The child insinuates it into the evening meal. Toby gets drunk and sits on the painting, and can’t get his ass out of it. One of the lady guests comes to his room and—well.
The child organizes Toby and Toad to burgle the painting through a skylight over the salon. In exchange, it will ingratiate Toad with Hermione, and have Haze restore Marcie’s allowance. Rock-climber Toad will be lowered in—
—but things go wrong, Toby is swung through the wrong window and lands in bed with Darleen. Everyone rushes in and looks. Despite the bungling, though, the painting is gone. Disgrace. Exile. Goodbye to Marcie and their delicious lives together.
Of course the child has the painting. And it will orchestrate the happy ending—if they can go pogo-sticking. 

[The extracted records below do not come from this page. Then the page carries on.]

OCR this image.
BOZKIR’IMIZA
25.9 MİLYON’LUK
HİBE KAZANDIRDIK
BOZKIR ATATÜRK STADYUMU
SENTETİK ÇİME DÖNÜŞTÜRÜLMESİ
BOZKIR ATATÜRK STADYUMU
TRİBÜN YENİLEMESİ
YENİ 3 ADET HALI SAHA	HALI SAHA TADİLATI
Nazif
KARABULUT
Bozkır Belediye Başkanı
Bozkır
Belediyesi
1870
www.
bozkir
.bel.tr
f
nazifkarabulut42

Pretentious Pictures presents 
a summer comedy.

Robert MacLean is an independent filmmaker. His recent The Light Touch is on Amazon PrimeTubi and Scanbox, and his 7-minute comedy is an out-loud laugh. He is also a novelist, a playwright, a blogger, a YouTuber, a film reviewer, a literary critic, and a stand-up comic poet. Born Toronto, PhD McGill, taught at Canadian universities, too cold, live Greece, Irish citizen. No brains, but an intellectual snob.

I was beastly but never coarse. A high-class sort of heel.